Apart from asking the court to declare that the dismal was done in bad faith and with malice to render nugatory, the pending matter between the parties in suit number NICN/LA/685/16, the claimant prayed the court to make an order, mandating the defendants to reinstate her employment with all her salaries and entitlements from September 2017 when she was “dismissed unlawfully” till judgment is delivered with interest at 21 per cent yearly.

She also asked for the sum of N50 million as general damages for unlawful dismissal, which has resulted in psychological trauma, shock, mental agony, depression, embarrassment, inconveniences and financial impecuniosity, among others.

However, the defendants, through their counsel, Mr. Norrison Quakers (SAN), argued that the 2nd defendant, as the final authority of the 1st defendant’s University can take decision to dismiss the claimant as the appropriate disciplinary measure, having established the alleged infraction against the claimant, which is tantamount to gross misconduct and attracts punishment of dismissal.
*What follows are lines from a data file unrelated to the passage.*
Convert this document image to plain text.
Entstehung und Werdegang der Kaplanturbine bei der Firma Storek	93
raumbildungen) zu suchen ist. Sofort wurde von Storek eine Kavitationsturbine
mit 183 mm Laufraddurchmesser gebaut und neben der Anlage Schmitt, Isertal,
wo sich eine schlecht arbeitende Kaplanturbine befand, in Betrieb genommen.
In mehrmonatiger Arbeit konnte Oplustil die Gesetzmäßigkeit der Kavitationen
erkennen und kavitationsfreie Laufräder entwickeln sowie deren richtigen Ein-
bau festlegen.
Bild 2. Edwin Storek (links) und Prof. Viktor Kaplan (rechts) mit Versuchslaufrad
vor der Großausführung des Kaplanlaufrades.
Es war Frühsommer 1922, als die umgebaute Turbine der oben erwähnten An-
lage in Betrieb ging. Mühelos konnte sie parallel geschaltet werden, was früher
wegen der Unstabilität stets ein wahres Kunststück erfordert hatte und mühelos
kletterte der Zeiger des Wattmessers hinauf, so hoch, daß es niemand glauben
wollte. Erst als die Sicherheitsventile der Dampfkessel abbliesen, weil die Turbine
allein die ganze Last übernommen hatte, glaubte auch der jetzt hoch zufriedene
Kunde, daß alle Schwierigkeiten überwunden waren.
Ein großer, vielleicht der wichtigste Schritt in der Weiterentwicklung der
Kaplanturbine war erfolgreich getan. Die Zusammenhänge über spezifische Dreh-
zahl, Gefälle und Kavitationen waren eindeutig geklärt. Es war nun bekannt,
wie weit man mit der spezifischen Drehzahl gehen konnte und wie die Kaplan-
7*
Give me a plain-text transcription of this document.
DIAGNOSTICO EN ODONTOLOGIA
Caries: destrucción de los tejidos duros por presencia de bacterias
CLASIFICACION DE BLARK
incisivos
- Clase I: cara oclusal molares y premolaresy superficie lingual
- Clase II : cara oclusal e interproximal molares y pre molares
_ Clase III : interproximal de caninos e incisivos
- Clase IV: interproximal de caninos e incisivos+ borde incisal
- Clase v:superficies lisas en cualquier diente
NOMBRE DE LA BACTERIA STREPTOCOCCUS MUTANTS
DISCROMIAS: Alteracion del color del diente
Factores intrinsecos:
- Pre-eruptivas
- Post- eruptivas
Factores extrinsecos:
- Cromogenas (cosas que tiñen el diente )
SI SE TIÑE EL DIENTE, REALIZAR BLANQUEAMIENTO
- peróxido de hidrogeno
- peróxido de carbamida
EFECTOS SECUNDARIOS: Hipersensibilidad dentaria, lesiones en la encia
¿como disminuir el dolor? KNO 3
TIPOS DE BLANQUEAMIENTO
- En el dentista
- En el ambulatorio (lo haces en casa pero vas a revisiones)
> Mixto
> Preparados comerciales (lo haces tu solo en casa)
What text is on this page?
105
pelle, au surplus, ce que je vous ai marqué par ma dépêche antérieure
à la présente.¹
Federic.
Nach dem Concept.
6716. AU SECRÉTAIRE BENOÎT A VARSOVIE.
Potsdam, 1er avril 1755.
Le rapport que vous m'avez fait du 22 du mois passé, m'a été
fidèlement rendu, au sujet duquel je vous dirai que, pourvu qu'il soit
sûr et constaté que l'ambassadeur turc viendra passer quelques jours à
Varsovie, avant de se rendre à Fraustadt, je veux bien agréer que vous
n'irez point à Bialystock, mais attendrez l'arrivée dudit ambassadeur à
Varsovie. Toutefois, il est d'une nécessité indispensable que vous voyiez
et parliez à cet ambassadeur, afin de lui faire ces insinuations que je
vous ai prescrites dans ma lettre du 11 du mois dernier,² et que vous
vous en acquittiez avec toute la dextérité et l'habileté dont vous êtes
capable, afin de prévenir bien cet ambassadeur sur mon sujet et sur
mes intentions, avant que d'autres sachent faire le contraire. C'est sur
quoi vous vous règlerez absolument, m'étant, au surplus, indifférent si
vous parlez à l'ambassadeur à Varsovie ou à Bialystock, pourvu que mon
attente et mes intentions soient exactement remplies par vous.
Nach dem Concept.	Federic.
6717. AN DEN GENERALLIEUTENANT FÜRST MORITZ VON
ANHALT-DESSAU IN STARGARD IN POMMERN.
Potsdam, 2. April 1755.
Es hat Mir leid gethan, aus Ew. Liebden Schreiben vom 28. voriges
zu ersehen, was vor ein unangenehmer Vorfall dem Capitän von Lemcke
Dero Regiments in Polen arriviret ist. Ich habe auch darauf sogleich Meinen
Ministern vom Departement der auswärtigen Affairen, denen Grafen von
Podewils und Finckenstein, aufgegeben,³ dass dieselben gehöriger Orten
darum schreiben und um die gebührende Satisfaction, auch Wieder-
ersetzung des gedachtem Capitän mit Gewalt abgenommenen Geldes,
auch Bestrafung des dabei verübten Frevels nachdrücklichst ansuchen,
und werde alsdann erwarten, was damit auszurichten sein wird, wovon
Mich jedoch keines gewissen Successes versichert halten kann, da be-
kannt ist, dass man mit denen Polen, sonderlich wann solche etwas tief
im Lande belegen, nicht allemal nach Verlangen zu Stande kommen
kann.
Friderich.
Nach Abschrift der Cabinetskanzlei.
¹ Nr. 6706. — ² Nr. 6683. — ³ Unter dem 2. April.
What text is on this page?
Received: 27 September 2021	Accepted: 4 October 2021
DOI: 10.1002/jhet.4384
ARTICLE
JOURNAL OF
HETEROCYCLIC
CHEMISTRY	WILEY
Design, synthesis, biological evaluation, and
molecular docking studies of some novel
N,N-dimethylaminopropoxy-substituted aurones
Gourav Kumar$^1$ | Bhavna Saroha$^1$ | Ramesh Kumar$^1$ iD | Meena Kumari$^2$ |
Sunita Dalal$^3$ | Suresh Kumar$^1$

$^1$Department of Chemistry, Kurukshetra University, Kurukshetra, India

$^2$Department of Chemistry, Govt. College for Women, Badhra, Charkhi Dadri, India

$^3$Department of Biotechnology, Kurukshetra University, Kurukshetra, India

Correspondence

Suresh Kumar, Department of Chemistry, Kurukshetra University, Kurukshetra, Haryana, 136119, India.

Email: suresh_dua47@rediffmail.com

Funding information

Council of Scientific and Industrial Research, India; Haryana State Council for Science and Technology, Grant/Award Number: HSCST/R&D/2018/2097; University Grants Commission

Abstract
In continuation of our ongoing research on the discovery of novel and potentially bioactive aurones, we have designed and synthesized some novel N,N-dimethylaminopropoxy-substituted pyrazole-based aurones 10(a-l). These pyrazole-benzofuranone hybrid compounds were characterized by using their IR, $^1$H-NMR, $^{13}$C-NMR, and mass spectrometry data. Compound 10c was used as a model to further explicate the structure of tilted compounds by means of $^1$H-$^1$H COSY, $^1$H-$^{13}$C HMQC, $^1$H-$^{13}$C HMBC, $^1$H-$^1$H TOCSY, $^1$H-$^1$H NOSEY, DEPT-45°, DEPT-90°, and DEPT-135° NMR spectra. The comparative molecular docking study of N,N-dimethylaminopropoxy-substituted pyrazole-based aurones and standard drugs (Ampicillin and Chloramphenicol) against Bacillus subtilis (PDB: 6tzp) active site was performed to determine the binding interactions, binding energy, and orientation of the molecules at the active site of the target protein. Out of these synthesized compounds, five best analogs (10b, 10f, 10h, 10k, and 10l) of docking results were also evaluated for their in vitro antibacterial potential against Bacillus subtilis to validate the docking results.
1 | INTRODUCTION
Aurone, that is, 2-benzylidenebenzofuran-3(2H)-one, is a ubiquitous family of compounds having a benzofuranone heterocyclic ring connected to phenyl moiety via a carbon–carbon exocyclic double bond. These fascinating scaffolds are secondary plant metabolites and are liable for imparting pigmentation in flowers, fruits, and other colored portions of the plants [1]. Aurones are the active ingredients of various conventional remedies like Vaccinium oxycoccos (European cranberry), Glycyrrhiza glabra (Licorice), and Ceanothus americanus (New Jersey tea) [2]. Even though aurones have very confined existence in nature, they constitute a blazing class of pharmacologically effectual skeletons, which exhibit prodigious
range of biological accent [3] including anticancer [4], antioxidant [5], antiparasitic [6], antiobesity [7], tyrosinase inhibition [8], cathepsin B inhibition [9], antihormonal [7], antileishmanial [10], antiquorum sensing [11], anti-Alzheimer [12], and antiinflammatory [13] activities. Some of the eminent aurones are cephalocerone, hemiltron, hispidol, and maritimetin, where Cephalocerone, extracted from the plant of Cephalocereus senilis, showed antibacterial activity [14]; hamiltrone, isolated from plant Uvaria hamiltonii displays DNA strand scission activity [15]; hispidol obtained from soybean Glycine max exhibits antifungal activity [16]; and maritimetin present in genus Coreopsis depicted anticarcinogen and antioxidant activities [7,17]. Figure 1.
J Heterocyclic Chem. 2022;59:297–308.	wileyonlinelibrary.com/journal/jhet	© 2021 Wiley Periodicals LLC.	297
He urged the court to dismiss the suit and uphold the claimant’s dismissal from the service of the 1st defendant’s University.

But in his considered decision on July 29, 2021, Justice Ogbuanya dismissed the suit and held that the dismissal was valid.

The judge held that the disciplinary panel that sat over the matter acted beyond its authority by diverting the original allegation of infraction of ‘gross misconduct’, which it investigated and made findings in its report, but recommended a lesser punishment under a different offence of ‘breach of laid down operational procedure’.

He said: “The said recommendation of suspension and administrative sanctions is perverse, and is hereby set aside. I so hold. On a final analysis, I have come to an irresistible view, that the 2nd defendant, (the Governing Council), acting as the final authority, rightly and validly took the decision to enter a dismissal as against suspension and other administrative sanctions recommended by the Joint Senate/Council Disciplinary (Academic) Committee in respect of the claimant’s infraction bordering on alteration of students’ results, which amounts to gross misconduct, punishable by dismissal, in line with extant law and condition of service guiding their employment relationship.

“The said dismissal of the claimant is hereby upheld. In this circumstance, I find no merit in this suit. Same is hereby dismissed in its entirety along with the reliefs thereto, since success of the reliefs sought depends on the favourable outcome of the legal issues underpinning the dispute. I so hold.”

The judge, who berated the University for not reversing the manipulated scores unlawfully awarded to the benefitted students as recommended by the Council, ordered the University to do so.

“The Results/Certificates of the affected students should be re-called for re-computation and re-issue to reflect the correct Cumulative Grade Point Average (CGPA) and Class of Degree.

“Compliance shall be published in a National Newspaper within two months of this Judgment, and the defendants’ counsel shall file evidence of such compliance in the case file. I so hold and order. Judgment is entered accordingly and I make no order as to cost,” he held.